BigQuery Query Too Large Error: Fix Bytes Billed and resourcesExceeded

If BigQuery rejected your query with a “bytes billed” limit error, or your query failed mid-execution with resourcesExceeded, this page walks you through diagnosing which error you actually hit, understanding why it happened, and fixing it. These are two different failures with different causes and different fixes. Start by checking the exact error message in the query results or job details.

Simple explanation

BigQuery charges and allocates resources based on two things: data read from storage (bytes scanned) and data shuffled between workers during execution (intermediate data from JOINs, GROUP BY, ORDER BY). The number of rows in your final result has almost nothing to do with either cost.

Think of it like a warehouse

Imagine you need one item from a massive warehouse. Bytes scanned is how many aisles the forklift drives through to find it. Shuffle is how much stuff gets moved to a sorting area before your item is picked out. Asking for “just one item” (LIMIT 1) does not stop the forklift from driving every aisle. You reduce cost by telling the forklift exactly which aisle (partition) and shelf (cluster) to check.

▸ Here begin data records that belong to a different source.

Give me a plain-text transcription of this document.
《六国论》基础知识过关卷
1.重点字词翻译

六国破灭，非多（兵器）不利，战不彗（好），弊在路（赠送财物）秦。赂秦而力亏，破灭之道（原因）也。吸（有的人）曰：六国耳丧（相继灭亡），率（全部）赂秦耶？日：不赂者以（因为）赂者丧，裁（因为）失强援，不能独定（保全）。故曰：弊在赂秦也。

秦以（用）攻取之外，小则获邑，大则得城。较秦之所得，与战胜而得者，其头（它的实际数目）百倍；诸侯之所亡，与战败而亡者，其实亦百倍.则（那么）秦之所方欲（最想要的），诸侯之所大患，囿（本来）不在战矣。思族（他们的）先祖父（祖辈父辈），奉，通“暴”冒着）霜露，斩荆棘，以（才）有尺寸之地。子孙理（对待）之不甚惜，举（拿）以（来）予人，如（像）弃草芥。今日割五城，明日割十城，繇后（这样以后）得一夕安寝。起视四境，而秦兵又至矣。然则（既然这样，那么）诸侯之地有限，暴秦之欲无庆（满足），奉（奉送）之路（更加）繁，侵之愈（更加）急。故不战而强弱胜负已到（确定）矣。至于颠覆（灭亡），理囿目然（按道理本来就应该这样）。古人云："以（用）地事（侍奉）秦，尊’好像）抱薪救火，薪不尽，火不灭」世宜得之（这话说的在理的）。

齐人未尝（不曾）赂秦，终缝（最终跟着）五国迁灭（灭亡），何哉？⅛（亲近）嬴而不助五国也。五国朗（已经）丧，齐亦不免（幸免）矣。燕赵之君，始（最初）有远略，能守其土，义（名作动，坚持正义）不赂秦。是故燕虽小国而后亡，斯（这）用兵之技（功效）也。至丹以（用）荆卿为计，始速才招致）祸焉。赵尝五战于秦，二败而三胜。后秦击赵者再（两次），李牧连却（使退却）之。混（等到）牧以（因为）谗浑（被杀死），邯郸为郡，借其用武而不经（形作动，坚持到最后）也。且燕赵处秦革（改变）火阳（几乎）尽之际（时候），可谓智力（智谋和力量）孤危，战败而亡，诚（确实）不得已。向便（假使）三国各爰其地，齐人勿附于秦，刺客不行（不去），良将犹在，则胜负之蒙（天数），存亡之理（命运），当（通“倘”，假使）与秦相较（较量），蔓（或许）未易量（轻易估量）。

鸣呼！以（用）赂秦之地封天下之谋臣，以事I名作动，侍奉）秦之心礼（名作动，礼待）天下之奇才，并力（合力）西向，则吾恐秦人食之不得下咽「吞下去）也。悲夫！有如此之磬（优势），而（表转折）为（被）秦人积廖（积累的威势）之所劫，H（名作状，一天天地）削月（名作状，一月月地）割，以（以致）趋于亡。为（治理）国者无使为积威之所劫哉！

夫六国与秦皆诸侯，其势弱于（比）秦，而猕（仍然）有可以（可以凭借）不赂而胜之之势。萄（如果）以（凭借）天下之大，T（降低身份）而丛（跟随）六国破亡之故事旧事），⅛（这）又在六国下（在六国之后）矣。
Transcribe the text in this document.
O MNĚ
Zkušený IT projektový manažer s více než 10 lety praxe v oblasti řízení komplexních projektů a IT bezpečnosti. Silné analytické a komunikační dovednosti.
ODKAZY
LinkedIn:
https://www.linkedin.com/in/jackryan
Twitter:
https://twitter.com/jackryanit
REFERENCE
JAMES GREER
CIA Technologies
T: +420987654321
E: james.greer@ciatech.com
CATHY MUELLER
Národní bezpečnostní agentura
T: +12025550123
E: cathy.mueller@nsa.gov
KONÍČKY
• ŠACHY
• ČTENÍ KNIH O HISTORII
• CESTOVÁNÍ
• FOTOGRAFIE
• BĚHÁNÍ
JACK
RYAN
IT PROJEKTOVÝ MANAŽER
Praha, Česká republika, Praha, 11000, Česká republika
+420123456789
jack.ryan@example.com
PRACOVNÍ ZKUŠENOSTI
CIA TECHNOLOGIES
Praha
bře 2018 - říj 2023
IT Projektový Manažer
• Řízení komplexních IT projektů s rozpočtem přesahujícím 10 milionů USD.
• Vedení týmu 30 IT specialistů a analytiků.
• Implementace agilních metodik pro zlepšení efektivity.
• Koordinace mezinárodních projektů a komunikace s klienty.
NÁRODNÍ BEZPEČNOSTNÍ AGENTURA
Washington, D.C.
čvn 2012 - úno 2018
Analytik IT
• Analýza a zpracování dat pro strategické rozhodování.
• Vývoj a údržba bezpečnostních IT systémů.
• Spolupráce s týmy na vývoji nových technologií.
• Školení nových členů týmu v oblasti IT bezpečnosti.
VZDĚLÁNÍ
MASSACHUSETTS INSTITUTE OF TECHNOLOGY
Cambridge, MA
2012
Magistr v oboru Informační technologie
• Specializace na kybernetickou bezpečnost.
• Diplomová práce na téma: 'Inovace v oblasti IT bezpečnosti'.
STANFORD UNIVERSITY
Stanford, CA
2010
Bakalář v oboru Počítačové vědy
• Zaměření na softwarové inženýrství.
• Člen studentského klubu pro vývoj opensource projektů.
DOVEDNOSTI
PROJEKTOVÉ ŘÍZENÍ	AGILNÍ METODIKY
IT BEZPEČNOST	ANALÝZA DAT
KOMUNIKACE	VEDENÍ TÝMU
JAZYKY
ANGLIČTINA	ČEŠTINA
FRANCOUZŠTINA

When someone says their query is “too large”, they usually mean one of two unrelated problems:

The query would scan too many bytes and was blocked by a safety limit before running.
The query ran but failed because it produced too much intermediate data for BigQuery’s workers to handle.

The first is a billing safety issue. The second is a query design issue. Both are fixable, but the fixes are different. If you are new to how BigQuery handles data, the BigQuery overview covers the fundamentals.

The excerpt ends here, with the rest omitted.